PQRS #154: asks those > 65 with a history of falls who have had a fall risk assessment in the previous year, “Have you fallen in the last 12 months?” If yes, then the number of falls and the number of injuries that have occurred as a result of the fall(s) is recorded. Then the older adult receives a multifactorial assessment that includes:
- Gait, balance and mobility assessment (i.e TUG)
- Orthostatic Hypotension (supine and standing)
- Visual Deficits (elf-report)
- Environmental Hazards in the Home (checklist)
- Medication Review (Beer’s Criteria)
If the older adult does not report a fall in the last 12 months, than the falls risk screen is considered complete.
PQRS #155: requires that older adults > 65 with a documented history of falls in the last 12 months, have a multifactorial plan of care implemented which must include:
- That balance/strength and gait training education was provided OR that referral to physical therapy or a community-based exercise program for balance, strength, and/or gait training occurred
- Documentation that Vitamin D supplementation was advised, OR that the patient was referred for Vitamin D supplementation advice.
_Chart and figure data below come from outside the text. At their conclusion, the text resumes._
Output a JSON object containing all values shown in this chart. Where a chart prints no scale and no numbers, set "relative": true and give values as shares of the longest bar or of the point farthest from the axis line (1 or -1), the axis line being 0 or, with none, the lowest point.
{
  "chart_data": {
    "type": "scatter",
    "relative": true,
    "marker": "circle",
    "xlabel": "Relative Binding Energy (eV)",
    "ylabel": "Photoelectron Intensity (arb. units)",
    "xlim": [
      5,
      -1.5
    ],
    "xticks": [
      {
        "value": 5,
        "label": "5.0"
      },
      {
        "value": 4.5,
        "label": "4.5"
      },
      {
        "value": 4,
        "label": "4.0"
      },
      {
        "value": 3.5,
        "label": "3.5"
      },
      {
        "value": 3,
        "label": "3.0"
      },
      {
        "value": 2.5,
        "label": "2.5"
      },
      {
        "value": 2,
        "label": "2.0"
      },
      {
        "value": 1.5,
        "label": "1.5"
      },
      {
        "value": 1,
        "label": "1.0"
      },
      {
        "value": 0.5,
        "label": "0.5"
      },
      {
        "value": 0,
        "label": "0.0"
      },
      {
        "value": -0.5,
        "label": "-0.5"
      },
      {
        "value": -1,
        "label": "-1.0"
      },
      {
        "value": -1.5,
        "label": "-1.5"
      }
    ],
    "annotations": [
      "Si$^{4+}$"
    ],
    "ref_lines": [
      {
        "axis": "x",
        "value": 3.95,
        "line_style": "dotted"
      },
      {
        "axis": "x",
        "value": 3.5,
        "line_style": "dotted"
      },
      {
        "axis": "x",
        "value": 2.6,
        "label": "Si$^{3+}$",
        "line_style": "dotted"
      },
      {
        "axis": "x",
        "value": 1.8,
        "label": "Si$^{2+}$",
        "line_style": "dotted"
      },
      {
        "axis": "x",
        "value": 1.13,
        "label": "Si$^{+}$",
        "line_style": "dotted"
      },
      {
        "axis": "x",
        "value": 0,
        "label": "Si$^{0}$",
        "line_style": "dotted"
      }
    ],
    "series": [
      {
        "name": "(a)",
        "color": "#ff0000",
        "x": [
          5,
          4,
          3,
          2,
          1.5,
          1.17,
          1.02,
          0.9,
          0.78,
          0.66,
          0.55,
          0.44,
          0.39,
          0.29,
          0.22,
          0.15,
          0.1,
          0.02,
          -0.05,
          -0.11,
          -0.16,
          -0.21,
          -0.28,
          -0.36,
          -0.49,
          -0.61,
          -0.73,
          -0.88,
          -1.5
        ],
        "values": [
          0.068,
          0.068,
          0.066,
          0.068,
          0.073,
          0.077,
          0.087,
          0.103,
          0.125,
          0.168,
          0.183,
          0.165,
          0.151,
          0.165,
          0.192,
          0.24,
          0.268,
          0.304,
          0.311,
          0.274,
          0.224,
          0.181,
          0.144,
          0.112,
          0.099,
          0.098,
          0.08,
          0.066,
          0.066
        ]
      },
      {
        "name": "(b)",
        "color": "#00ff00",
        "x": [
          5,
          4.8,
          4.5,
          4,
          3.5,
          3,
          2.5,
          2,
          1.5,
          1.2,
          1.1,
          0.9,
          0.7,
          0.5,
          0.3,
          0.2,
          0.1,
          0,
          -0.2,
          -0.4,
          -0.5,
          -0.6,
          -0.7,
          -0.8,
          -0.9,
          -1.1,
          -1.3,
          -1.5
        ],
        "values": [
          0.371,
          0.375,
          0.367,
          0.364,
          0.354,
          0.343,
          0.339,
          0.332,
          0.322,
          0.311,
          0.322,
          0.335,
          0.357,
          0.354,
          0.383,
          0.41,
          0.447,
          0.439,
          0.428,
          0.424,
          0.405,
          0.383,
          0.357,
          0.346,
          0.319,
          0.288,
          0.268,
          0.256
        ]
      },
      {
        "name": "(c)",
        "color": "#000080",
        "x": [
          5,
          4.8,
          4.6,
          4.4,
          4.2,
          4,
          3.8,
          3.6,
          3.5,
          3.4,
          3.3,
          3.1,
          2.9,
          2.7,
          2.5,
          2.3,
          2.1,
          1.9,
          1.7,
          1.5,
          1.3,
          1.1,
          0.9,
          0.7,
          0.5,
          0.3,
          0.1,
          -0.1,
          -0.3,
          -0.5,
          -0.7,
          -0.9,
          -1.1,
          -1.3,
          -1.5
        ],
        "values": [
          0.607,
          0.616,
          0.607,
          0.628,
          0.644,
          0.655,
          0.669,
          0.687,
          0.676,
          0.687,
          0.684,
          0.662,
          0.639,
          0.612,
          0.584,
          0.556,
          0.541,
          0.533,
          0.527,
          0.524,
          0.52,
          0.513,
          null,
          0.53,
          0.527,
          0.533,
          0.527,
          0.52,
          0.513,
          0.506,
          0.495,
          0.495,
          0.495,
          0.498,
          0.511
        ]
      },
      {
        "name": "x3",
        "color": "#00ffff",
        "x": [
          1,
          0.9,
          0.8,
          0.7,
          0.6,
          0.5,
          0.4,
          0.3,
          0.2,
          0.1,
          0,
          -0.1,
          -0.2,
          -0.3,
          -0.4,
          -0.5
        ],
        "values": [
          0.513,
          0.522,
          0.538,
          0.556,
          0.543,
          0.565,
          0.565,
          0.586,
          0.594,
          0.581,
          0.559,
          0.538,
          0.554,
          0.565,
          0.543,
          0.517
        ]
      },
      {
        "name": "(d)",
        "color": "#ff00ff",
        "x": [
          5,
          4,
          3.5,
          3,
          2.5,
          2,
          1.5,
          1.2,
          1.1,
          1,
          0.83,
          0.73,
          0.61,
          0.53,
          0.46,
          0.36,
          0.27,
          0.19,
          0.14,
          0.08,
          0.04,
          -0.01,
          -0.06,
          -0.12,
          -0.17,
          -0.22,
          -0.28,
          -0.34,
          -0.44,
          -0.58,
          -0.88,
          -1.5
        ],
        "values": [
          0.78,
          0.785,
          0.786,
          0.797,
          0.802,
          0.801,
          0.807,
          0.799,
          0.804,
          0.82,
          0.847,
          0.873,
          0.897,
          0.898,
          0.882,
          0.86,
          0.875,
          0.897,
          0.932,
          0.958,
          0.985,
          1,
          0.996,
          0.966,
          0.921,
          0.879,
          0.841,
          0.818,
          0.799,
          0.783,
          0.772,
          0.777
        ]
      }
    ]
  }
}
The STEADI Toolkit was developed by the CDC to assist primary care providers to incorporate fall risk assessment and individualized interventions into their clinical practice. It was launched in 2011 to pilot in 3 states over 5 years (Oregon, New York, and Colorado). It is based on the Clinical Practice Guidelines for Fall Prevention developed by the AGS and the BGS and is presented in algorithmic format. (Add link – below)
Screen = Stay Independent Brochure a score of > 4 triggers an evaluation of gait, strength and balance.
- Timed Up & Go
- 30 Second Chair Stand
- 4 Stage Balance Test
The next step is to determine the number of falls that have occurred in the last year as well as to determine the circumstances of the fall(s). If >2 falls or a fall injury OR 1 fall in the last year, then the older adult receives a multifactorial risk assessment which includes:
- A review of the Stay Independent Brochure
- Falls history
- Physical Exam
- Postural dizziness/hypotension
- Cognitive Screening
- Medication Review
- Feet and footwear
- Use of mobility aids
- Visual acuity check
Gait speed has been dubbed “the sixth vital sign.” It is a reliable and valid measure. Self-selected walking speed can be used to help determine outcomes such as functional status, discharge location and the need for rehabilitation. Speeds less than 1.0 m/s have been associated with an increased fall risk and indicate a need for intervention to reduce falls risk.